While War All the Time found Thursday refining their sound and really impacting the musical landscape, Full Collapse is the record that started it all. Sung/screamed vocals combine with a mixture of guitar-driven styles, evoking hardcore punk and chaotic emotional bands of the 90s. It has some of the most memorable Thursday tracks (Understanding in a Car Crash, I Am the Killer… The list goes on) and it was one of my first albums I actually owned.

5. Isis – Oceanic

Shoegaze + post-rock + sludge metal + cool concept about death in the waters + the most glorious highs and heavy lows recorded to a console = Isis’ grand opus Oceanic. This is the one that launched a billion imitators. Go listen to it.

6. Modest Mouse – The Moon and Antarctica

The best Modest Mouse album this decade. Funny how some bands hit their peak once they get big. A lamentation on life, death, and the afterlife, Moon and Antarctica find Modest Mouse trading in some of their trailer-park sensibilities for a more streamlined and listener friendly approach. It’s an emotional gamut. If you, like myself, are looking for your important albums to immerse you and awe you, then look no further than this album.

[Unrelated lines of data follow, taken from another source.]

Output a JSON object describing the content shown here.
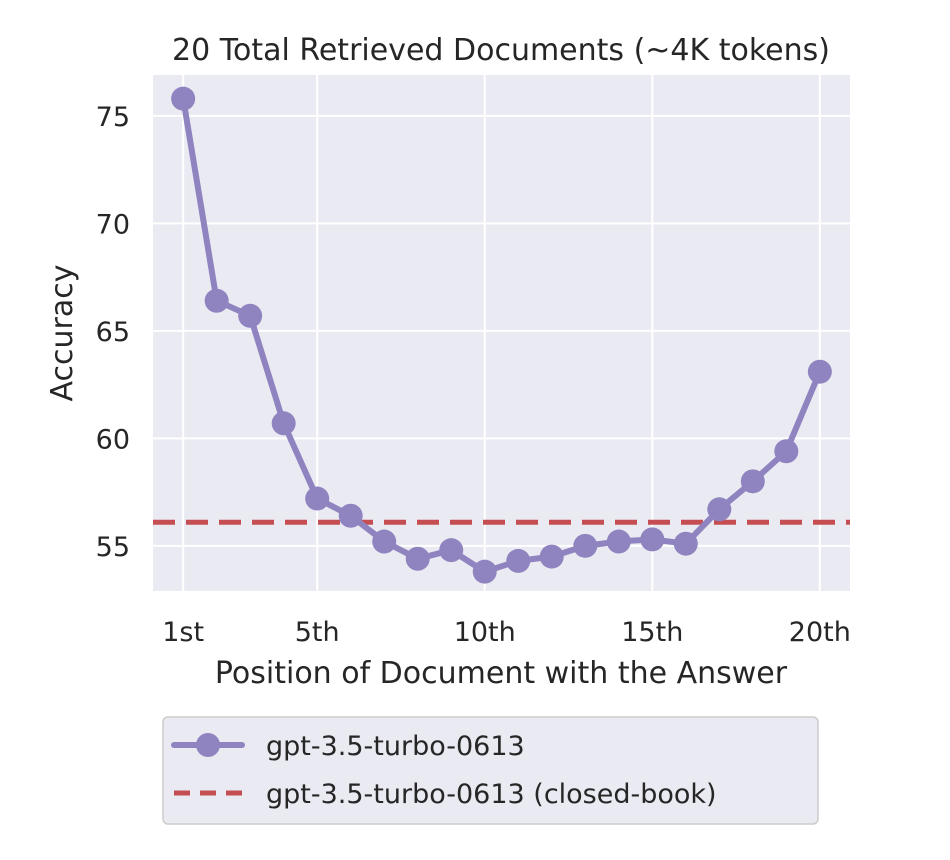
{
  "chart_data": {
    "type": "line",
    "title": "20 Total Retrieved Documents (~4K tokens)",
    "xlabel": "Position of Document with the Answer",
    "ylabel": "Accuracy",
    "xlim": [
      0.1,
      20.9
    ],
    "ylim": [
      52.9,
      76.9
    ],
    "x_ticks": [
      {
        "value": 1,
        "label": "1st"
      },
      {
        "value": 5,
        "label": "5th"
      },
      {
        "value": 10,
        "label": "10th"
      },
      {
        "value": 15,
        "label": "15th"
      },
      {
        "value": 20,
        "label": "20th"
      }
    ],
    "y_ticks": [
      {
        "value": 55,
        "label": "55"
      },
      {
        "value": 60,
        "label": "60"
      },
      {
        "value": 65,
        "label": "65"
      },
      {
        "value": 70,
        "label": "70"
      },
      {
        "value": 75,
        "label": "75"
      }
    ],
    "grid": true,
    "legend_position": "below",
    "series": [
      {
        "name": "gpt-3.5-turbo-0613",
        "color": "#8f83c0",
        "style": "solid-marker",
        "x": [
          1,
          2,
          3,
          4,
          5,
          6,
          7,
          8,
          9,
          10,
          11,
          12,
          13,
          14,
          15,
          16,
          17,
          18,
          19,
          20
        ],
        "values": [
          75.8,
          66.4,
          65.7,
          60.7,
          57.2,
          56.4,
          55.2,
          54.4,
          54.8,
          53.8,
          54.3,
          54.5,
          55.0,
          55.2,
          55.3,
          55.1,
          56.7,
          58.0,
          59.4,
          63.1
        ]
      },
      {
        "name": "gpt-3.5-turbo-0613 (closed-book)",
        "color": "#c44e52",
        "style": "dashed",
        "constant": 56.1
      }
    ]
  }
}
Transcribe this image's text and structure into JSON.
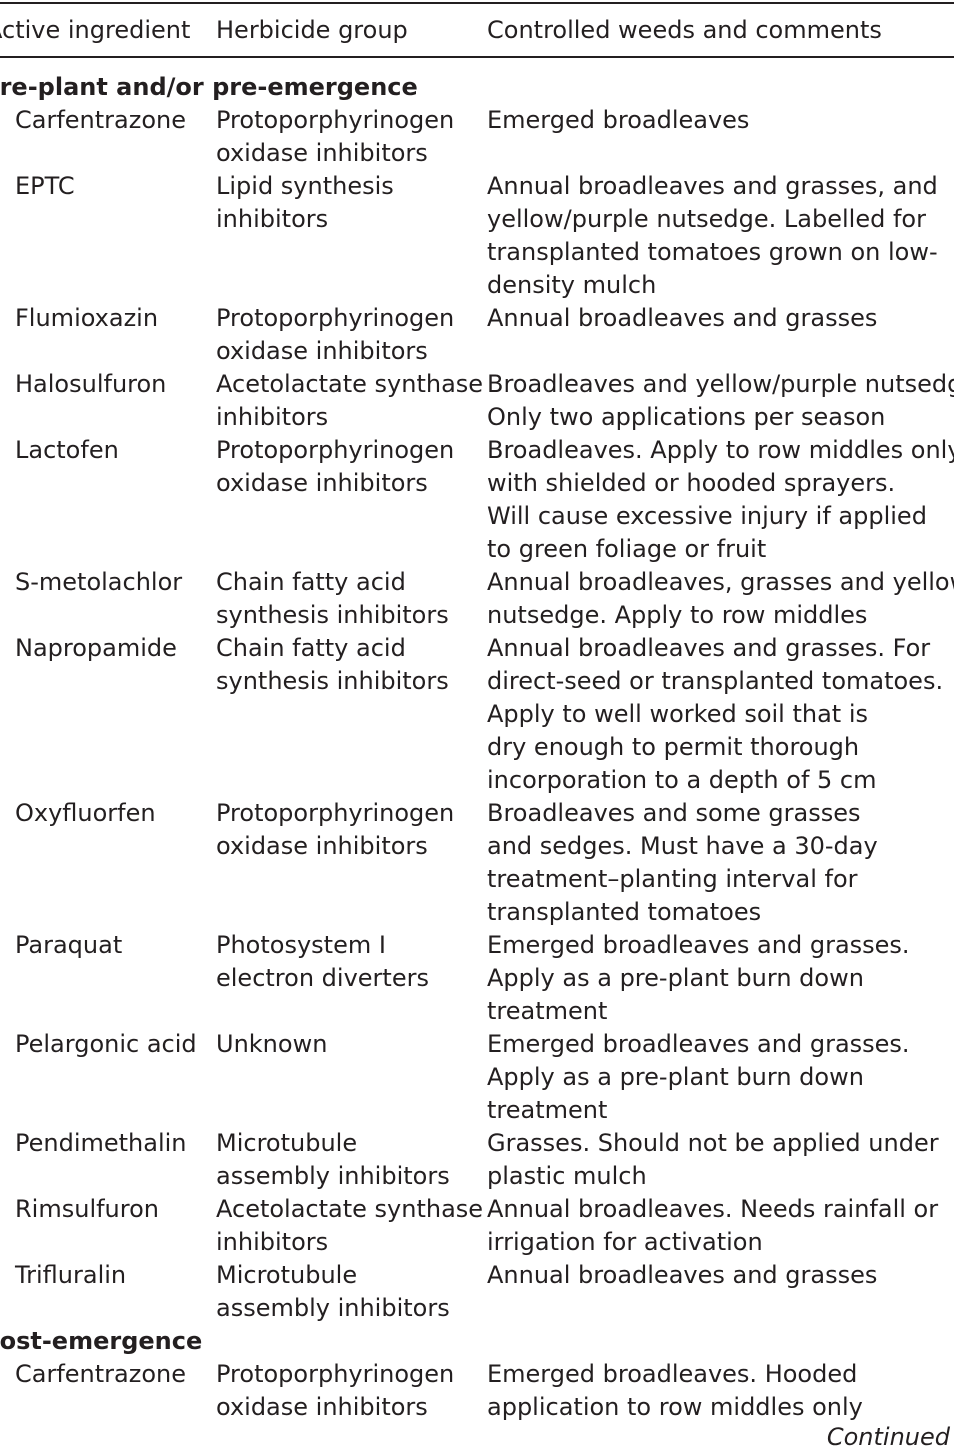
{
  "table": {
    "headers": {
      "active_ingredient": "Active ingredient",
      "herbicide_group": "Herbicide group",
      "controlled_weeds": "Controlled weeds and comments"
    },
    "sections": [
      {
        "title": "Pre-plant and/or pre-emergence",
        "rows": [
          {
            "ingredient": "Carfentrazone",
            "group": [
              "Protoporphyrinogen",
              "oxidase inhibitors"
            ],
            "comments": [
              "Emerged broadleaves"
            ]
          },
          {
            "ingredient": "EPTC",
            "group": [
              "Lipid synthesis",
              "inhibitors"
            ],
            "comments": [
              "Annual broadleaves and grasses, and",
              "yellow/purple nutsedge. Labelled for",
              "transplanted tomatoes grown on low-",
              "density mulch"
            ]
          },
          {
            "ingredient": "Flumioxazin",
            "group": [
              "Protoporphyrinogen",
              "oxidase inhibitors"
            ],
            "comments": [
              "Annual broadleaves and grasses"
            ]
          },
          {
            "ingredient": "Halosulfuron",
            "group": [
              "Acetolactate synthase",
              "inhibitors"
            ],
            "comments": [
              "Broadleaves and yellow/purple nutsedge.",
              "Only two applications per season"
            ]
          },
          {
            "ingredient": "Lactofen",
            "group": [
              "Protoporphyrinogen",
              "oxidase inhibitors"
            ],
            "comments": [
              "Broadleaves. Apply to row middles only",
              "with shielded or hooded sprayers.",
              "Will cause excessive injury if applied",
              "to green foliage or fruit"
            ]
          },
          {
            "ingredient": "S-metolachlor",
            "group": [
              "Chain fatty acid",
              "synthesis inhibitors"
            ],
            "comments": [
              "Annual broadleaves, grasses and yellow",
              "nutsedge. Apply to row middles"
            ]
          },
          {
            "ingredient": "Napropamide",
            "group": [
              "Chain fatty acid",
              "synthesis inhibitors"
            ],
            "comments": [
              "Annual broadleaves and grasses. For",
              "direct-seed or transplanted tomatoes.",
              "Apply to well worked soil that is",
              "dry enough to permit thorough",
              "incorporation to a depth of 5 cm"
            ]
          },
          {
            "ingredient": "Oxyfluorfen",
            "group": [
              "Protoporphyrinogen",
              "oxidase inhibitors"
            ],
            "comments": [
              "Broadleaves and some grasses",
              "and sedges. Must have a 30-day",
              "treatment–planting interval for",
              "transplanted tomatoes"
            ]
          },
          {
            "ingredient": "Paraquat",
            "group": [
              "Photosystem I",
              "electron diverters"
            ],
            "comments": [
              "Emerged broadleaves and grasses.",
              "Apply as a pre-plant burn down",
              "treatment"
            ]
          },
          {
            "ingredient": "Pelargonic acid",
            "group": [
              "Unknown"
            ],
            "comments": [
              "Emerged broadleaves and grasses.",
              "Apply as a pre-plant burn down",
              "treatment"
            ]
          },
          {
            "ingredient": "Pendimethalin",
            "group": [
              "Microtubule",
              "assembly inhibitors"
            ],
            "comments": [
              "Grasses. Should not be applied under",
              "plastic mulch"
            ]
          },
          {
            "ingredient": "Rimsulfuron",
            "group": [
              "Acetolactate synthase",
              "inhibitors"
            ],
            "comments": [
              "Annual broadleaves. Needs rainfall or",
              "irrigation for activation"
            ]
          },
          {
            "ingredient": "Trifluralin",
            "group": [
              "Microtubule",
              "assembly inhibitors"
            ],
            "comments": [
              "Annual broadleaves and grasses"
            ]
          }
        ]
      },
      {
        "title": "Post-emergence",
        "rows": [
          {
            "ingredient": "Carfentrazone",
            "group": [
              "Protoporphyrinogen",
              "oxidase inhibitors"
            ],
            "comments": [
              "Emerged broadleaves. Hooded",
              "application to row middles only"
            ]
          }
        ]
      }
    ]
  },
  "footer": {
    "continued": "Continued"
  }
}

7. At the Drive-In – Relationship of Command

Before Omar Rodriguez-Lopez and Cedric Bixler-Lavala started slugging out psychedelic prog in The Mars Volta and Jim Ward fronted Sparta, At the Drive-In dominated the post-hardcore/emo spectrum for a good part of the 1990s. Relationship of Command, the quintet’s first record for a major label and last as a band, is an explosive mixture of varying styles, from traditional Mexican dirges to bongo passages, all sewn together by intricate post-punk guitar play (courtesy of Rodriguez and Ward) and incendiary lyrics provided by Bixler. The album holds a special place in my heart and warrants at least one listen. It’s a shame these guys keep refusing to reunite.

8. Pig Destroyer – Terrifyer

This record, along with Discordance Axis’, heightened the bar of grindcore. Thrash, gallops, blasts, and beautiful lyrics combine to form the most haunting and disturbing album I’ve ever heard. It isn’t the gore that’ll get you, it’s the psychology. JR Hayes knows this, and he works his charm through a wall of beautiful noise.

9. Cursed – III: Architects of Troubled Sleep

The Toronto natives in Cursed have been crowned as the angriest and most pissed-off people in hardcore. While there may be other contenders, this could totally be true. III is angry, volatile, and seeped in grime. It’s also technically complex and lyrically brilliant. Chris Calohan’s incendiary anti-everything sentiments explode into the listener’s ears along a soundtrack of heavily layered guitars and bass, turning into a sludge you’ll listen to over and over again.

10. Envy – A Dead Sinking Story

I can’t think of the proper words to describe the impact this album’s had on me. Think of a cross between Thursday, Portraits of Past, Explosions in the Sky, and Slint. It’s an interesting concoction, but absolutely epic. This one is a breathtaker, and I haven’t heard much else that gives me as many chills.